I have gulled the pith from a sumac limb To play a tune that my blood remembers.

Louise McNeill

On December 3rd, 2010, the old man sewed his mouth shut with saltwater-rated fishing line. The sores and the throbbing were back. It was his 108th birthday, and it was the day Time magazine sent a reporter to his home in Warm Hollow, West Virginia. This was on account of the old man’s reputation, and on account of Pearl Thackery. Pearl Thackery was the oldest living West Virginian and had died the week prior, leaving the old man, a one time inventor, snake handler, cunnilinguist, sniper, woodsman, harmonica man, and newspaperman, as the oldest living Homo sapiens in the state.

He’d left a small, pinto bean-sized hole unsewn, so that he could ingest chicory coffee and spruce needle tea through a straw. So he could speak if he needed to. And so he could smoke his Chesterfields.

When the Time magazine reporter sat down across the kitchen table from him, the old man broke his vow of silence and mastered, in minutes, smoking and speaking simultaneously. It was a speech difficult to discern, but it was talking nonetheless. The reporter pushed the record button on his miniature, steel voice recorder. A red light the size of a tick lit up. The old man marveled at this invention. He stared at the little red circle until it went blurry there on the kitchen table. It entranced him. He spun a blown-glass ashtray with his plump-veined, purple-blotched hands. His skin was thin. A full white head of hair. His eyes and ears, though drooped and wrinkled, were still keen.
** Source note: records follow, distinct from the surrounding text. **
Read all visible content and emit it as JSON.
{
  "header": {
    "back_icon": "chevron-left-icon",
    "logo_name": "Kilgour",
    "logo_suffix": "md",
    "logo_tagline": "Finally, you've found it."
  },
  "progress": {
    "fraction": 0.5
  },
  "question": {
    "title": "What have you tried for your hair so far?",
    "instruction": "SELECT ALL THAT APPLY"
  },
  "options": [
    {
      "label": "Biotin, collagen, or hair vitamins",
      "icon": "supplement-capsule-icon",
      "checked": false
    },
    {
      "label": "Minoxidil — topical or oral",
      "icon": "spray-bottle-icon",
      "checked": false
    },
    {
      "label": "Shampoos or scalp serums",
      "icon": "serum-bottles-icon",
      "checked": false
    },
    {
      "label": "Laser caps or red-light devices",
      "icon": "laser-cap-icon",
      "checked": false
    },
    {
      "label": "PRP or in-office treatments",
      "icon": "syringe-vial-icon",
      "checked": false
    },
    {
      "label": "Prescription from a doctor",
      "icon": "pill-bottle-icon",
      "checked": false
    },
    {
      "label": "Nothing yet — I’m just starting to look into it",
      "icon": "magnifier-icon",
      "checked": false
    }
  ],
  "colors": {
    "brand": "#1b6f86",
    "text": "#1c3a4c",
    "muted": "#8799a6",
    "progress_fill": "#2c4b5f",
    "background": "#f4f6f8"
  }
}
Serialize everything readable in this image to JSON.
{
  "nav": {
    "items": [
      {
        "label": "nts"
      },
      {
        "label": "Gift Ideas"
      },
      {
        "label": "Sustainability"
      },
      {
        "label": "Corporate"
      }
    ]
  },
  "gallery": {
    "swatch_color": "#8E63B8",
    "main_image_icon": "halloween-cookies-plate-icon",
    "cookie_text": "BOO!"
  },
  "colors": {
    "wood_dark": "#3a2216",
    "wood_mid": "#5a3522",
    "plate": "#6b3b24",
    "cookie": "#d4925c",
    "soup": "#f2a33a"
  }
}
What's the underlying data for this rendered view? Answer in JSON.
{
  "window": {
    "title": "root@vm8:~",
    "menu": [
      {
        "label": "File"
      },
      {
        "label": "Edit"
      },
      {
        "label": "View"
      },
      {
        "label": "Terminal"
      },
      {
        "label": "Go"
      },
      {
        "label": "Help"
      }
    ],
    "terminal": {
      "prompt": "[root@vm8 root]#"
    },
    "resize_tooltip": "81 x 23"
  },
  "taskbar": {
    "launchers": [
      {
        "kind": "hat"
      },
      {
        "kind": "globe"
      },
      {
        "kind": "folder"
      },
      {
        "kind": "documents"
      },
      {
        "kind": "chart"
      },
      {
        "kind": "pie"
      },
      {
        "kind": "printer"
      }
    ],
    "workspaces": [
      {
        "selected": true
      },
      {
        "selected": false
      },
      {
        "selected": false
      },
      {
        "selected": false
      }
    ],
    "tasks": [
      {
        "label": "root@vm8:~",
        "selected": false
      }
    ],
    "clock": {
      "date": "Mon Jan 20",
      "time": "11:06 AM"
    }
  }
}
He farted freely.

The reporter got down to business. ‘I’d like to ask you about your life, if I may,’ he said.

The old man leaned back in his split wood chair, then forward again. ‘You want me to bend your ear?’ he said. ‘I’ll do it. But the bend I put on it won’t never heal. You’re liable to go deaf.’ He pronounced ‘deaf’ like ‘deef.’ It was a lot of voice from a little hole. He said, ‘I feel like that big small fella the Jewish actor played. Hoffman. Small Big Man. You seen it?’ He lit a cigarette and stuck it in the hole. Pulled white paper red. ‘Was a time I had but two talents,’ he said. ‘Back then it was speaking in tongues and pleasin women by way of their nether-regions.’

The reporter cleared his throat.

‘I come up with the phrase, “I’d rather have a bottle in front of me than a frontal lobotomy.”’ This was a bald-faced lie. He said, ‘You may have heard along the way somewhere that I killed men.’ He considered the younger man, his hands and the way he held them on the table. His eyes. Then the old man bent his ear.

Let any man shoot me with cannon or gun.

—Cap Hatfield

When Early Taggart was baptized in the Tug River in 1903, he was two months old. His mother, whose husband had left her a week earlier, had got religion. She believed it right to bring lambs to the fold before they could crawl or sit up on their own. Before Satan could fill their little blood vessels with the seven deadly sins. It was these sins that had caused her husband to run off, that she now preached on to her twelve pound boy while he breastfed.

But it was February when she decided to baptize him, and no preacher would agree to it. ‘You’d have to break through the ice down there,’ the Methodist man said, ‘and that boy ain’t old enough to get wet in the head anyhow.’ So Mittie Ann Taggart did it herself. She punched through the inchthick ice with her shoe heel and held her baby boy by his thighs. She dunked his head like wash. He came up screaming.

She claimed he spoke to her then, spit water at her cheek. ‘Pretty as you please, pretty as you please,’ is what he said, according to Mittie Ann. Then he said, ‘Devil’s got a hold on God.’